In that temple of debate that is Twitter, the dominant trends of the weekend were basically football and Eurovision. But if you scratch a little more you will find issues that move fewer tweeters and that, however, are just as or more interesting. One of them is the so-called Club del No, which teaches women to reject the less grateful and invisible tasks at work and that fall mostly on them, according to the group’s founders.
It all started in 2010, when four academics met at a restaurant in Pittsburgh, Pennsylvania to complain about the high volume of tasks that took up their time, but they had almost no visibility in their jobs, that is, they did not count towards earning points in their lives. professional. Examples? Organizing department meetings, buying a farewell gift for a colleague, supervising the intern… One of them recalls the case of a colleague who systematically went to meetings without a notebook and asked her to pass on her notes afterwards. So these four women, Brenda Peyser, Laurie Weingart, Linda Babcock and Lise Verterlund, decided to start a club, the No Club (@thenoclub on Twitter; they also have a website), to help other women know how to say no without harm their careers and, incidentally, investigate this matter.
Their inquiries illustrate with figures what more than one will have already intuited: women dedicate an average of 200 more hours a year to this type of work than men, that is, about a month of invisible work. It should be emphasized that these tasks fall to both men and women, but most of the time they are for them. They tell it in the book that they have just published with the same title as their club and that at the moment is published only in English.
The Anglo-Saxon press collects these days the debate, which has spread to the networks. “Idea for the club: a website where you can send copies of the book anonymously to a colleague who needs to read it,” suggests Jennifer Doleac, an economics professor from Texas. She worries, however, how to turn down a task. Some research indicates that when a man says no, it is thought that he is very busy, but that when a woman says it, it tends to be interpreted in a negative way. The best option, say the authors of the book, is to say that you have more important work to do, suggest that someone else do it or, in any case, ask that it be shared among several to lighten the load.
There is another possibility: “Men can help by offering themselves as volunteers”, proposes on Twitter the Lean In group, one of the initiatives to promote women at work with the most impact to date (only in this network adds 212 million followers). Behind the organization is Sheryl Sandberg, the director of operations at Facebook, author of the bestseller also titled Lean In (“Let’s go forward”), published in 2013, in which she encourages women to openly claim what they deserve at work, to demand conciliation without being billed and to make themselves heard.
Motherhood triggers false assumptions that women are less committed to their careers—and even less competent. Research shows that #maternalbias is the strongest type of gender bias.

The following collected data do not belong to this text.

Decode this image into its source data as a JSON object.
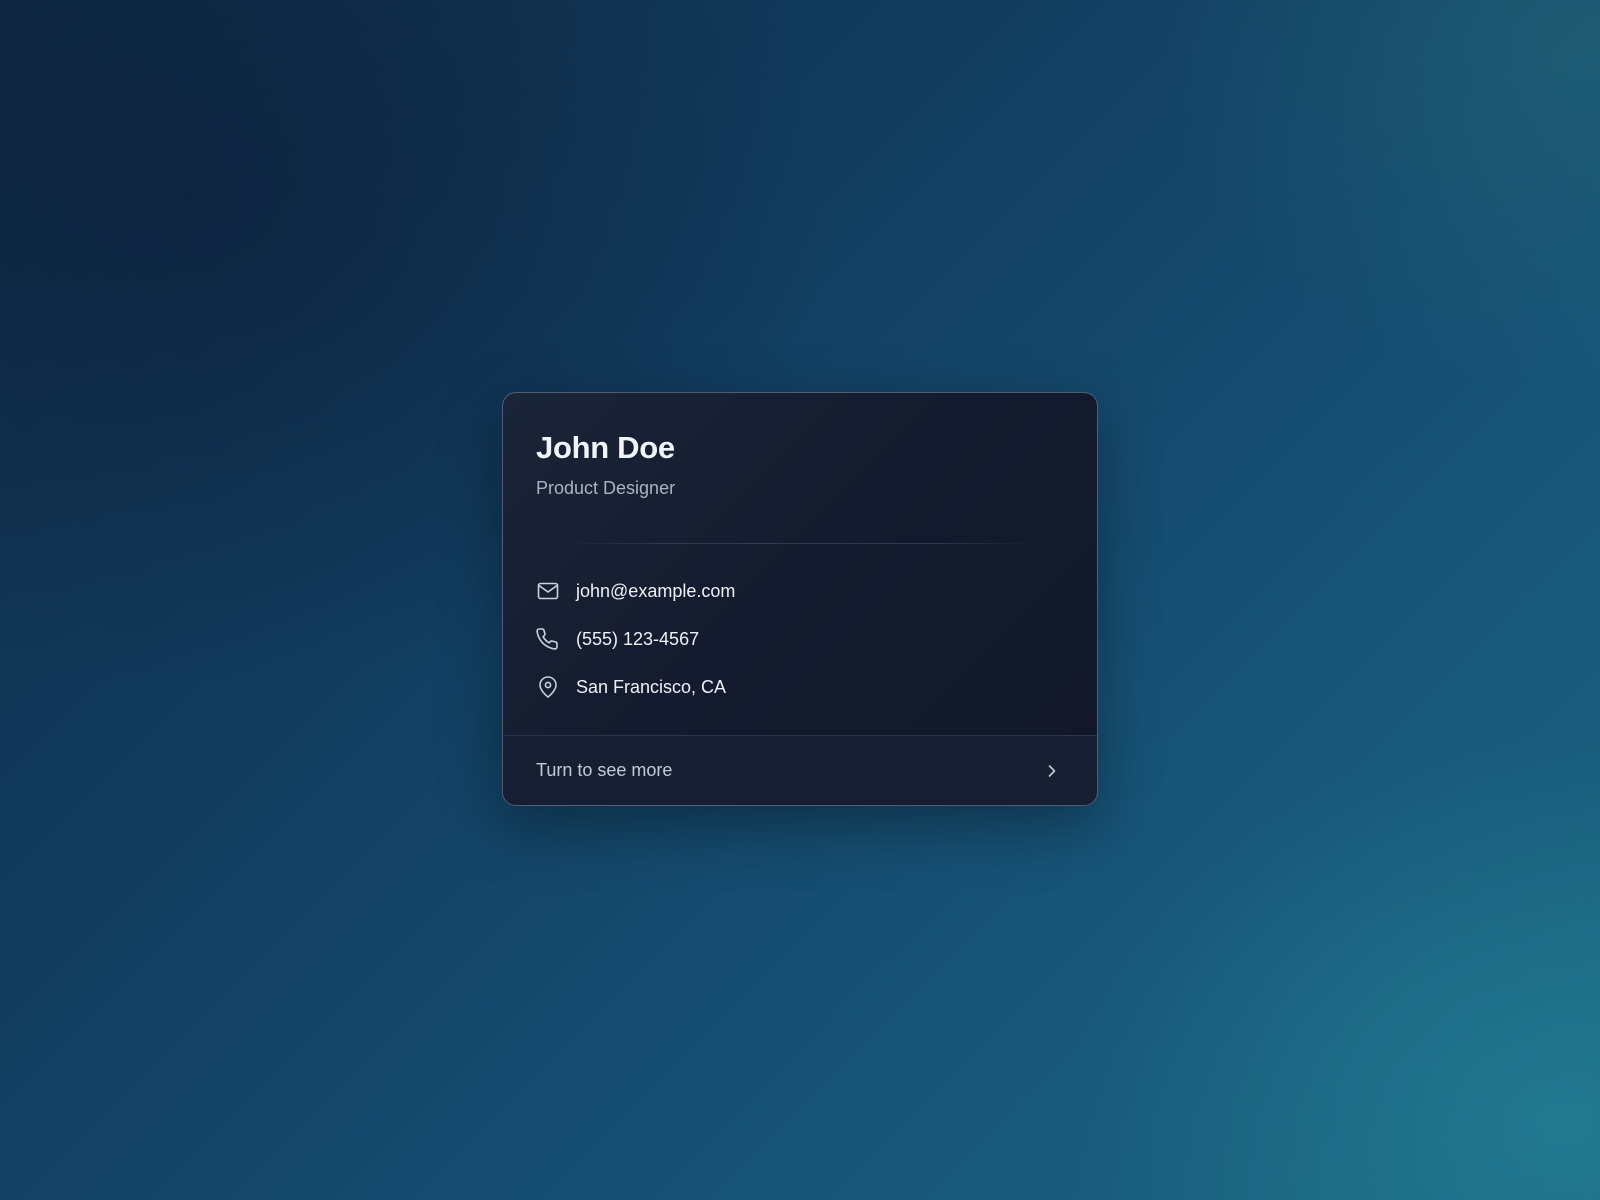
{
  "card": {
    "name": "John Doe",
    "title": "Product Designer",
    "contacts": [
      {
        "icon": "mail-icon",
        "text": "john@example.com"
      },
      {
        "icon": "phone-icon",
        "text": "(555) 123-4567"
      },
      {
        "icon": "map-pin-icon",
        "text": "San Francisco, CA"
      }
    ],
    "footer": {
      "label": "Turn to see more",
      "icon": "chevron-right-icon"
    }
  },
  "colors": {
    "card_background": "#141b2e",
    "card_border": "#96afd2",
    "name_text": "#f1f4f9",
    "secondary_text": "#a9b3c3",
    "icon_stroke": "#c9d1dc"
  }
}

— Lean In (@LeanInOrg) April 26, 2022
Do you always have to say no? It depends. On the one hand, we must bear in mind that some of these invisible tasks are key to making everything flow in a workplace, some recall. Sometimes, it is about little lucid organizational activities. In these cases, the solution should consist not so much in accepting or rejecting them, but in asking companies to value them better. On the other hand, it is understandable to say yes when it is clearly seen that it is an obligation or a reasonable task, according to the journalist from The New York Times Jessica Bennett, gender expert. But don’t take yes for granted: there are times when you simply have to try to pass the brown on to someone else.